Author – Madeline Lauver

With over 800,000 new cases of Omicron reported on January 5, 2022, U.S. hospitals are seeing the effects of the Omicron surge with filling emergency rooms and a shortage of healthcare workers. The CDC recently released new quarantine parameters for healthcare workers in an effort to resolve the shortage — and security professionals are stepping in as well.

National Guard members in Wisconsin, Massachusetts, New York, Oregon, and other states have assisted healthcare workers in hospitals during the Omicron surge. According to Major Joe Travato, Wisconsin National Guard citizen-soldiers and citizen-airmen have helped manage vaccine supply and COVID-19 testing efforts.

A number of those 500 troops have recently begun working as nursing assistants in Wisconsin mental health facilities as well. These National Guard members have completed Pandemic training in how to best assist healthcare professionals and are currently working on a supervised nursing assistant training program with nurses at each location.

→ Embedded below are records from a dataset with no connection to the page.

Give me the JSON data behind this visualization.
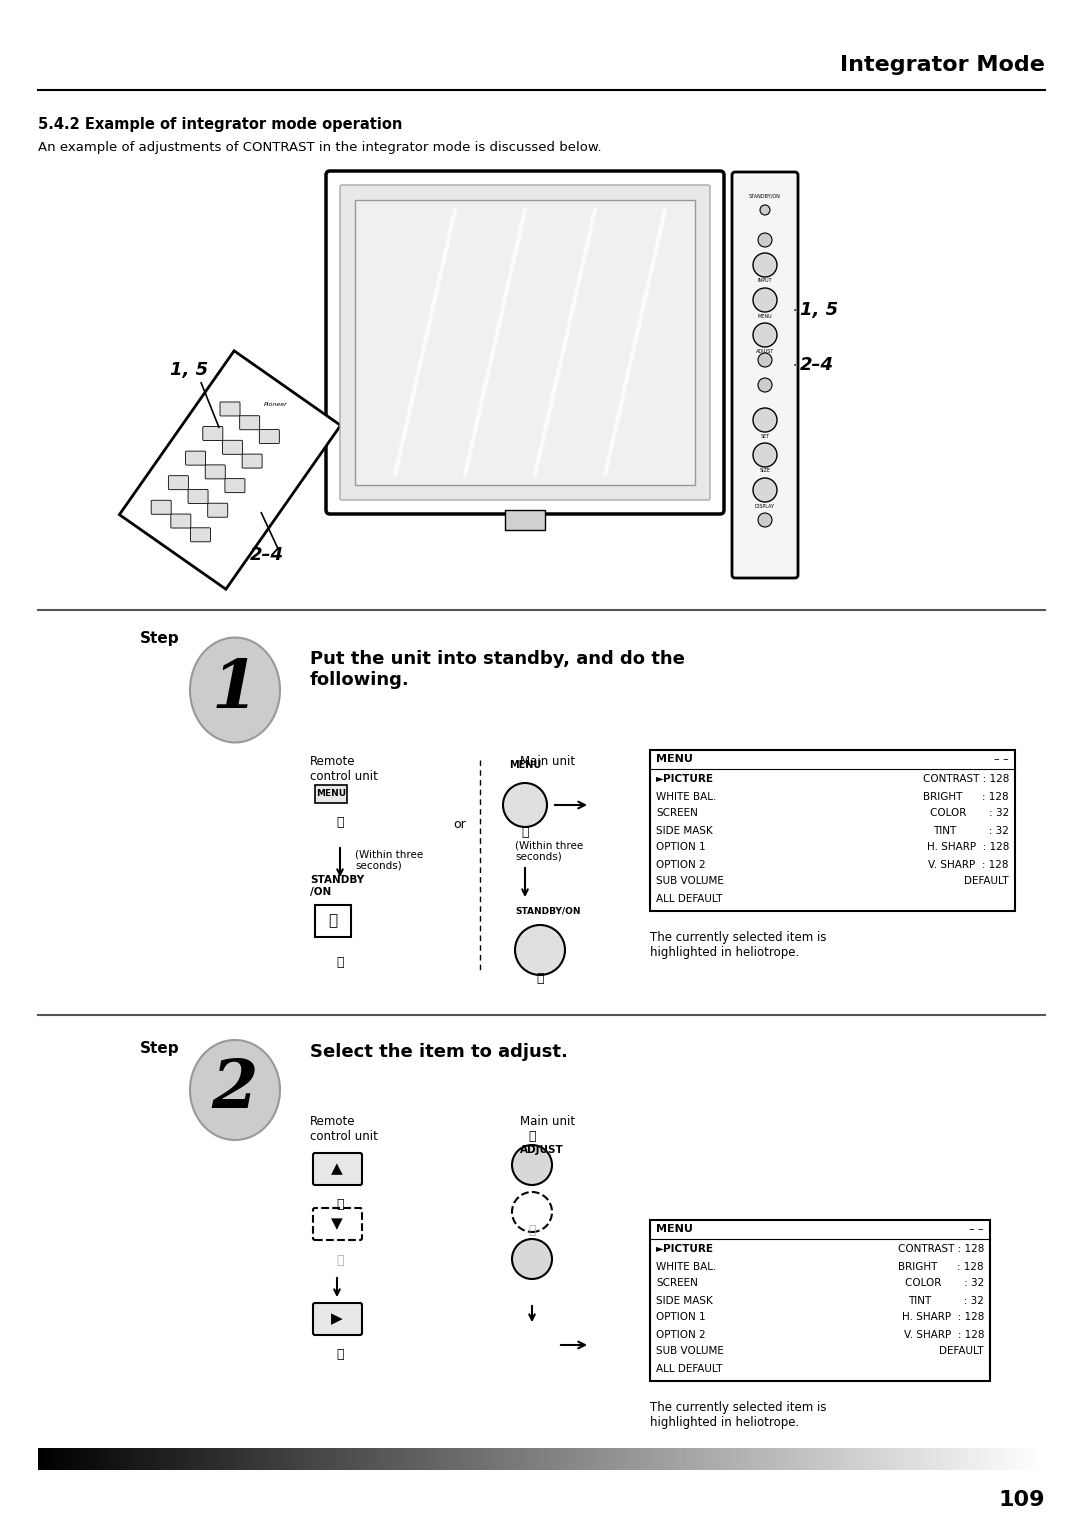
{
  "title": "Integrator Mode",
  "section_title": "5.4.2 Example of integrator mode operation",
  "section_desc": "An example of adjustments of CONTRAST in the integrator mode is discussed below.",
  "step1_title": "Put the unit into standby, and do the\nfollowing.",
  "step2_title": "Select the item to adjust.",
  "bg_color": "#ffffff",
  "text_color": "#000000",
  "currently_text1": "The currently selected item is\nhighlighted in heliotrope.",
  "currently_text2": "The currently selected item is\nhighlighted in heliotrope.",
  "page_number": "109",
  "label_15": "1, 5",
  "label_24": "2–4",
  "menu_left1": [
    "MENU",
    "►PICTURE",
    "WHITE BAL.",
    "SCREEN",
    "SIDE MASK",
    "OPTION 1",
    "OPTION 2",
    "SUB VOLUME",
    "ALL DEFAULT"
  ],
  "menu_right1": [
    "– –",
    "CONTRAST : 128",
    "BRIGHT      : 128",
    "COLOR       : 32",
    "TINT          : 32",
    "H. SHARP  : 128",
    "V. SHARP  : 128",
    "DEFAULT",
    ""
  ],
  "menu_left2": [
    "MENU",
    "►PICTURE",
    "WHITE BAL.",
    "SCREEN",
    "SIDE MASK",
    "OPTION 1",
    "OPTION 2",
    "SUB VOLUME",
    "ALL DEFAULT"
  ],
  "menu_right2": [
    "– –",
    "CONTRAST : 128",
    "BRIGHT      : 128",
    "COLOR       : 32",
    "TINT          : 32",
    "H. SHARP  : 128",
    "V. SHARP  : 128",
    "DEFAULT",
    ""
  ],
  "header_color": "#1a1a1a",
  "header_line_color": "#333333",
  "divider_color": "#555555",
  "step_circle_color": "#cccccc",
  "step_num1_color": "#000000",
  "step_num2_color": "#000000"
}
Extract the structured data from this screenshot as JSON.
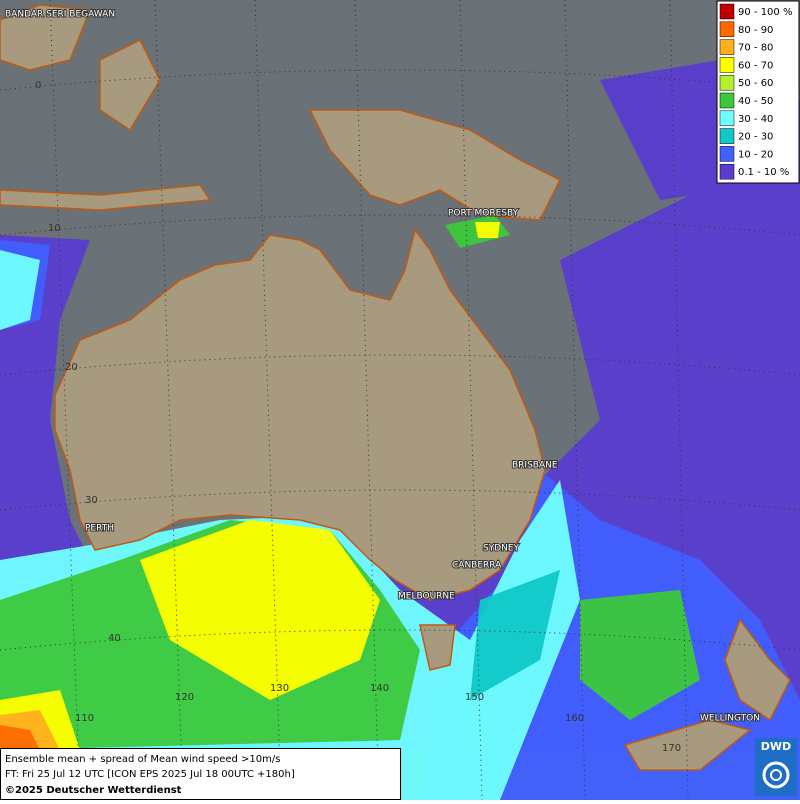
{
  "legend": {
    "items": [
      {
        "label": "90 - 100 %",
        "color": "#c00000"
      },
      {
        "label": "80 - 90",
        "color": "#ff6a00"
      },
      {
        "label": "70 - 80",
        "color": "#ffb020"
      },
      {
        "label": "60 - 70",
        "color": "#ffff00"
      },
      {
        "label": "50 - 60",
        "color": "#b4f030"
      },
      {
        "label": "40 - 50",
        "color": "#3cc83c"
      },
      {
        "label": "30 - 40",
        "color": "#70ffff"
      },
      {
        "label": "20 - 30",
        "color": "#10c8c8"
      },
      {
        "label": "10 - 20",
        "color": "#4060ff"
      },
      {
        "label": "0.1 - 10 %",
        "color": "#5a3cd0"
      }
    ]
  },
  "cities": [
    "BANDAR SERI BEGAWAN",
    "PORT MORESBY",
    "BRISBANE",
    "PERTH",
    "SYDNEY",
    "CANBERRA",
    "MELBOURNE",
    "WELLINGTON"
  ],
  "grid_labels": [
    0,
    10,
    20,
    30,
    40,
    110,
    120,
    130,
    140,
    150,
    160,
    170
  ],
  "footer": {
    "line1": "Ensemble mean + spread of Mean wind speed >10m/s",
    "line2": "FT: Fri 25 Jul 12 UTC [ICON EPS 2025 Jul 18 00UTC +180h]",
    "copyright": "©2025 Deutscher Wetterdienst"
  },
  "logo": "DWD"
}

Prior to Covid 19 and the surge of Omicron, Security guards walked the units of hospitals but didn’t proactively communicate with staff or patients. Guards typically only intervened when they were called by staff in already violent or disruptive incidents.

Ensure all security officers have Pandemic and crisis prevention training.

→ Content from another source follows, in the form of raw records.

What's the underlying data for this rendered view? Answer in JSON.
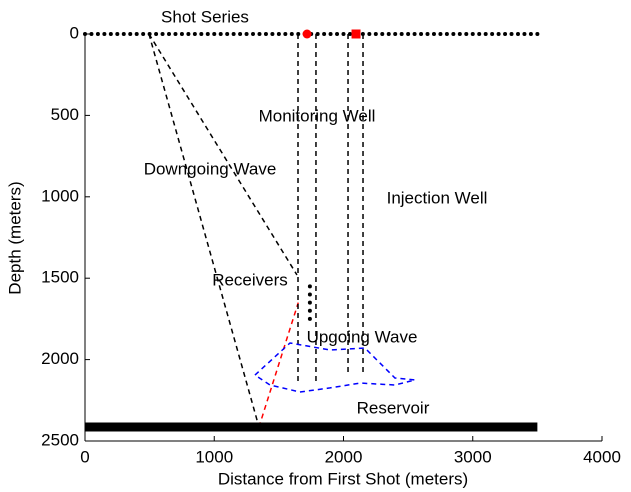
{
  "chart_data": {
    "type": "line",
    "xlabel": "Distance from First Shot (meters)",
    "ylabel": "Depth (meters)",
    "xlim": [
      0,
      4000
    ],
    "xticks": [
      0,
      1000,
      2000,
      3000,
      4000
    ],
    "ylim": [
      0,
      2500
    ],
    "yticks": [
      0,
      500,
      1000,
      1500,
      2000,
      2500
    ],
    "y_inverted": true,
    "annotations": [
      "Shot Series",
      "Monitoring Well",
      "Downgoing Wave",
      "Injection Well",
      "Receivers",
      "Upgoing Wave",
      "Reservoir"
    ],
    "series": [
      {
        "color": "#000000",
        "style": "dots",
        "x": [
          0,
          50,
          100,
          150,
          200,
          250,
          300,
          350,
          400,
          450,
          500,
          550,
          600,
          650,
          700,
          750,
          800,
          850,
          900,
          950,
          1000,
          1050,
          1100,
          1150,
          1200,
          1250,
          1300,
          1350,
          1400,
          1450,
          1500,
          1550,
          1600,
          1650,
          1700,
          1750,
          1800,
          1850,
          1900,
          1950,
          2000,
          2050,
          2100,
          2150,
          2200,
          2250,
          2300,
          2350,
          2400,
          2450,
          2500,
          2550,
          2600,
          2650,
          2700,
          2750,
          2800,
          2850,
          2900,
          2950,
          3000,
          3050,
          3100,
          3150,
          3200,
          3250,
          3300,
          3350,
          3400,
          3450,
          3500
        ],
        "values": [
          0,
          0,
          0,
          0,
          0,
          0,
          0,
          0,
          0,
          0,
          0,
          0,
          0,
          0,
          0,
          0,
          0,
          0,
          0,
          0,
          0,
          0,
          0,
          0,
          0,
          0,
          0,
          0,
          0,
          0,
          0,
          0,
          0,
          0,
          0,
          0,
          0,
          0,
          0,
          0,
          0,
          0,
          0,
          0,
          0,
          0,
          0,
          0,
          0,
          0,
          0,
          0,
          0,
          0,
          0,
          0,
          0,
          0,
          0,
          0,
          0,
          0,
          0,
          0,
          0,
          0,
          0,
          0,
          0,
          0,
          0
        ]
      },
      {
        "color": "#ff0000",
        "style": "circle",
        "x": [
          1718
        ],
        "values": [
          0
        ]
      },
      {
        "color": "#ff0000",
        "style": "square",
        "x": [
          2097
        ],
        "values": [
          0
        ]
      },
      {
        "color": "#000000",
        "style": "dashed",
        "x": [
          495,
          1346
        ],
        "values": [
          0,
          2414
        ]
      },
      {
        "color": "#000000",
        "style": "dashed",
        "x": [
          495,
          1640
        ],
        "values": [
          0,
          1480
        ]
      },
      {
        "color": "#ff0000",
        "style": "dashed",
        "x": [
          1346,
          1650
        ],
        "values": [
          2414,
          1650
        ]
      },
      {
        "color": "#000000",
        "style": "dashed",
        "x": [
          1648,
          1648
        ],
        "values": [
          0,
          2150
        ]
      },
      {
        "color": "#000000",
        "style": "dashed",
        "x": [
          1787,
          1787
        ],
        "values": [
          0,
          2150
        ]
      },
      {
        "color": "#000000",
        "style": "dashed",
        "x": [
          2035,
          2035
        ],
        "values": [
          0,
          2100
        ]
      },
      {
        "color": "#000000",
        "style": "dashed",
        "x": [
          2151,
          2151
        ],
        "values": [
          0,
          2100
        ]
      },
      {
        "color": "#0000ff",
        "style": "dashed",
        "x": [
          1315,
          1586,
          1896,
          2166,
          2398,
          2553,
          2398,
          2128,
          1896,
          1663,
          1431,
          1315
        ],
        "values": [
          2095,
          1898,
          1941,
          1929,
          2113,
          2125,
          2156,
          2144,
          2174,
          2199,
          2156,
          2095
        ]
      },
      {
        "color": "#000000",
        "style": "dots",
        "x": [
          1740,
          1740,
          1740,
          1740,
          1740
        ],
        "values": [
          1550,
          1600,
          1650,
          1700,
          1750
        ]
      },
      {
        "color": "#000000",
        "style": "bar",
        "x": [
          0,
          3500
        ],
        "values": [
          2414,
          2414
        ]
      }
    ]
  }
}
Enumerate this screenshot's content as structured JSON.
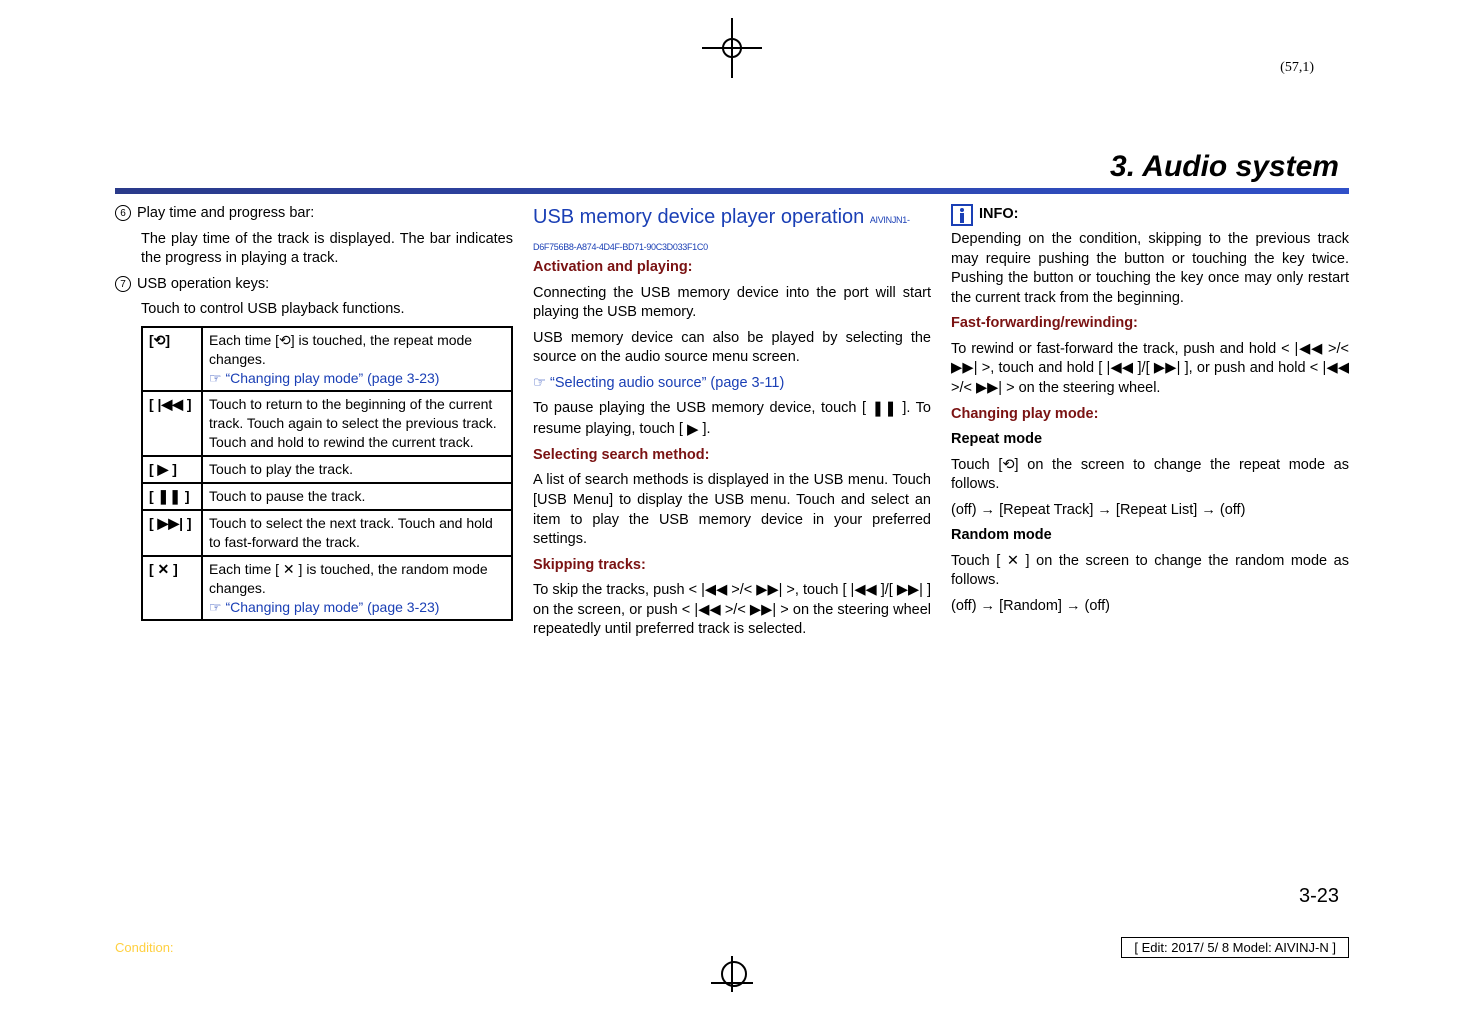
{
  "page_ref": "(57,1)",
  "section_title": "3. Audio system",
  "col1": {
    "item6_label": "Play time and progress bar:",
    "item6_body": "The play time of the track is displayed. The bar indicates the progress in playing a track.",
    "item7_label": "USB operation keys:",
    "item7_body": "Touch to control USB playback functions.",
    "rows": {
      "r1sym": "[⟲]",
      "r1txt": "Each time [⟲] is touched, the repeat mode changes.",
      "r1link": "“Changing play mode” (page 3-23)",
      "r2sym": "[ |◀◀ ]",
      "r2txt": "Touch to return to the beginning of the current track. Touch again to select the previous track. Touch and hold to rewind the current track.",
      "r3sym": "[  ▶  ]",
      "r3txt": "Touch to play the track.",
      "r4sym": "[  ❚❚  ]",
      "r4txt": "Touch to pause the track.",
      "r5sym": "[ ▶▶| ]",
      "r5txt": "Touch to select the next track. Touch and hold to fast-forward the track.",
      "r6sym": "[ ✕ ]",
      "r6txt": "Each time [ ✕ ] is touched, the random mode changes.",
      "r6link": "“Changing play mode” (page 3-23)"
    }
  },
  "col2": {
    "h1": "USB memory device player operation",
    "guid": "AIVINJN1-D6F756B8-A874-4D4F-BD71-90C3D033F1C0",
    "h2": "Activation and playing:",
    "p1": "Connecting the USB memory device into the port will start playing the USB memory.",
    "p2": "USB memory device can also be played by selecting the source on the audio source menu screen.",
    "link1": "“Selecting audio source” (page 3-11)",
    "p3a": "To pause playing the USB memory device, touch [  ",
    "p3b": "  ]. To resume playing, touch [  ",
    "p3c": "  ].",
    "h3": "Selecting search method:",
    "p4": "A list of search methods is displayed in the USB menu. Touch [USB Menu] to display the USB menu. Touch and select an item to play the USB memory device in your preferred settings.",
    "h4": "Skipping tracks:",
    "p5": "To skip the tracks, push < |◀◀ >/< ▶▶| >, touch [ |◀◀ ]/[ ▶▶| ] on the screen, or push < |◀◀ >/< ▶▶| > on the steering wheel repeatedly until preferred track is selected."
  },
  "col3": {
    "info_label": "INFO:",
    "p1": "Depending on the condition, skipping to the previous track may require pushing the button or touching the key twice. Pushing the button or touching the key once may only restart the current track from the beginning.",
    "h1": "Fast-forwarding/rewinding:",
    "p2": "To rewind or fast-forward the track, push and hold < |◀◀ >/< ▶▶| >, touch and hold [ |◀◀ ]/[ ▶▶| ], or push and hold < |◀◀ >/< ▶▶| > on the steering wheel.",
    "h2": "Changing play mode:",
    "b1": "Repeat mode",
    "p3": "Touch [⟲] on the screen to change the repeat mode as follows.",
    "p4": "(off) → [Repeat Track] → [Repeat List] → (off)",
    "b2": "Random mode",
    "p5": "Touch [ ✕ ] on the screen to change the random mode as follows.",
    "p6": "(off) → [Random] → (off)"
  },
  "footer": {
    "condition": "Condition:",
    "edit": "[ Edit: 2017/ 5/ 8    Model:  AIVINJ-N ]",
    "pgnum": "3-23"
  }
}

Building a schedule for security officers to round frequently on patient units. Encouraging guards to build a rapport with clinical staff in order to help spot Pandemic crises and potential violence. Security managers at the hospitals communicated the initiative to the guards and clinical staff. The security guards already have crisis prevention training, but they were encouraged to better use some of the training principles like building rapport with clinicians, patients, and families and spotting potentially aggressive behavior before it escalates.

Under the new program, the guards round each unit of the hospital at least once a day, speaking to nurses and other clinical staff about any Covid concerns they may have about patients or their families. If a nurse brings up anything, the guards then speak one-on-one with the patient and family to find out what may be wrong and how it can be addressed. To break the ice, guards are encouraged to ask if they need anything, even if it’s just a cup of coffee.

The benefits of the approach can be felt across the clinical units, the initiative allows healthcare workers to do their jobs better. The nurses are usually dealing with emotionally distressed parents and families on top of their intense clinical duties. The extra support from the security guards to handle stressed families “helps the nurse focus on (patient monitoring) and the other things she is responsible for being an expert at. That’s a good indicator to healthcare workers that what they are doing has value and is working.